Scholars receive $2,000 in scholarships, expense-paid attendance to two provincial gatherings, business cards, professional head-shots, opportunities to attend conferences, meet with industry professionals, and network with other scholars, access to Ch’nook facilitated paid-internship programs, and eligibility for tutoring.
Ch’nook Scholars give back too. Through the Ch’nook cousins program, they mentor Aboriginal youth, helping them build confidence and letting them know about educational opportunities. Ch’nook Scholars are also invited to network with Ch’nook alumni through monthly meet-ups.
Beavis appreciates the financial support provided by the Ch’nook program, but says it’s the connections that are really valuable.
“This program will provide big dividends for me in the future,” he notes. “I am a driven person, and when I attend Ch’nook events, I get surrounded by people who are just as driven. At the events, I get the chance to talk with other motivated people about my studies and business opportunities. I also like providing guidance to younger students.”
Although his entrepreneurial bent and his leadership experience might lead you to think Beavis is headed for a career in marketing or human resources, he is actually focusing on finance and accounting in his Bachelor of Business Administration degree program.
“I like the idea of making my money work for me, and also of helping other people learn to make the most of their investments.”
He enjoys the atmosphere of his UFV classes.
“My experience thus far at UFV has been great. The intimate class sizes have allowed me to develop close relationships with my professors and get the most out of my education. There is great value in being able to ask a question immediately and directly to your teacher.”

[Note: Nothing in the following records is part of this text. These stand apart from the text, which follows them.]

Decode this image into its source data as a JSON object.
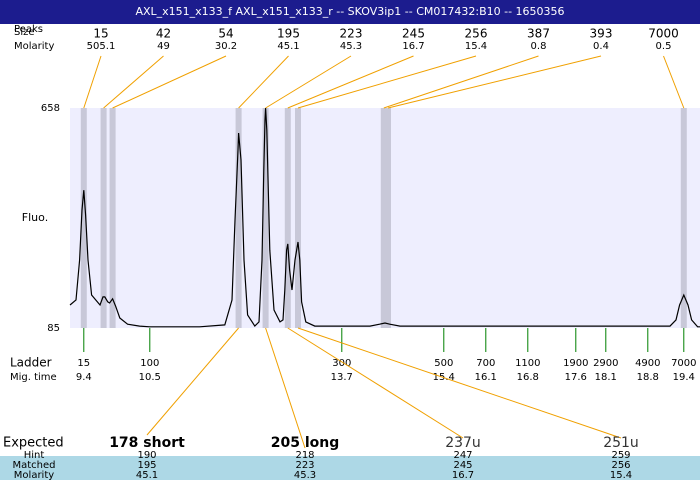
{
  "chart_data": {
    "type": "line",
    "title": "AXL_x151_x133_f  AXL_x151_x133_r -- SKOV3ip1 -- CM017432:B10 -- 1650356",
    "y_label": "Fluo.",
    "ylim": [
      85,
      658
    ],
    "yticks": [
      85,
      658
    ],
    "xlim": [
      9.17,
      19.67
    ],
    "color": "#000000",
    "x": [
      9.17,
      9.27,
      9.33,
      9.37,
      9.4,
      9.43,
      9.47,
      9.53,
      9.6,
      9.67,
      9.72,
      9.75,
      9.8,
      9.83,
      9.88,
      9.93,
      10.0,
      10.13,
      10.33,
      10.5,
      11.33,
      11.75,
      11.87,
      11.92,
      11.97,
      11.98,
      12.02,
      12.07,
      12.13,
      12.25,
      12.32,
      12.37,
      12.4,
      12.42,
      12.43,
      12.45,
      12.5,
      12.57,
      12.67,
      12.72,
      12.75,
      12.78,
      12.8,
      12.83,
      12.87,
      12.92,
      12.97,
      13.0,
      13.03,
      13.1,
      13.25,
      14.17,
      14.33,
      14.42,
      14.5,
      14.67,
      18.0,
      19.17,
      19.27,
      19.33,
      19.4,
      19.47,
      19.53,
      19.63,
      19.67
    ],
    "values": [
      145,
      158,
      262,
      392,
      444,
      379,
      262,
      171,
      158,
      145,
      166,
      166,
      153,
      150,
      161,
      142,
      111,
      95,
      90,
      88,
      88,
      93,
      158,
      366,
      549,
      593,
      523,
      262,
      119,
      90,
      101,
      262,
      497,
      627,
      658,
      601,
      288,
      132,
      101,
      106,
      184,
      288,
      304,
      236,
      184,
      262,
      309,
      262,
      153,
      101,
      90,
      90,
      95,
      98,
      95,
      90,
      90,
      90,
      106,
      145,
      171,
      145,
      106,
      88,
      88
    ],
    "peaks": {
      "size_label": "Size",
      "peaks_label": "Peaks",
      "molarity_label": "Molarity",
      "sizes": [
        15,
        42,
        54,
        195,
        223,
        245,
        256,
        387,
        393,
        7000
      ],
      "molarities": [
        505.1,
        49,
        30.2,
        45.1,
        45.3,
        16.7,
        15.4,
        0.8,
        0.4,
        0.5
      ],
      "times": [
        9.4,
        9.73,
        9.88,
        11.98,
        12.43,
        12.8,
        12.97,
        14.4,
        14.47,
        19.4
      ]
    },
    "ladder": {
      "label": "Ladder",
      "time_label": "Mig. time",
      "sizes": [
        15,
        100,
        300,
        500,
        700,
        1100,
        1900,
        2900,
        4900,
        7000
      ],
      "times": [
        9.4,
        10.5,
        13.7,
        15.4,
        16.1,
        16.8,
        17.6,
        18.1,
        18.8,
        19.4
      ]
    },
    "expected": {
      "label": "Expected",
      "hint_label": "Hint",
      "matched_label": "Matched",
      "molarity_label": "Molarity",
      "names": [
        "178 short",
        "205 long",
        "237u",
        "251u"
      ],
      "hints": [
        190,
        218,
        247,
        259
      ],
      "matched": [
        195,
        223,
        245,
        256
      ],
      "molarities": [
        45.1,
        45.3,
        16.7,
        15.4
      ]
    }
  }
}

“Overall, the profs are very friendly and many go out of their way to talk to you if they see you around campus. Some of my favourites thus far have been Anand Kishore, Dana Landry, Don Dixon, Kevin Dewolde, Sean Parkinson, Samantha Partridge and Ken Li.“
And he’s finding the curriculum is preparing him well for life after university.
“Although sometimes challenging, the content teaches a variety of ways to tackle problems I’m sure to find in the business world and my everyday life. Whether you are presenting business plans to your peers, feeling the pressure of an accounting midterm or learning how to learn for calculus, the UFV business program provides an awesome environment to develop as an individual.”
Dr. Frank Ulbrich, Director of the UFV School of Business, praised Beavis for his work with the Ch’nook program, both as a scholar and a mentor.
“The School of Business is very proud of Keenan’s achievement and recognizes his commitment to education and community engagement.”
Shirley Hardman, Senior Advisor on Indigenous Affairs at UFV, is also proud of UFV’s Chinook Scholar.
“Keenan is such a warm and friendly individual. With such a great personality – he will do well in business!”
The Ch’nook program is administered by the Sauder School of Business at UBC.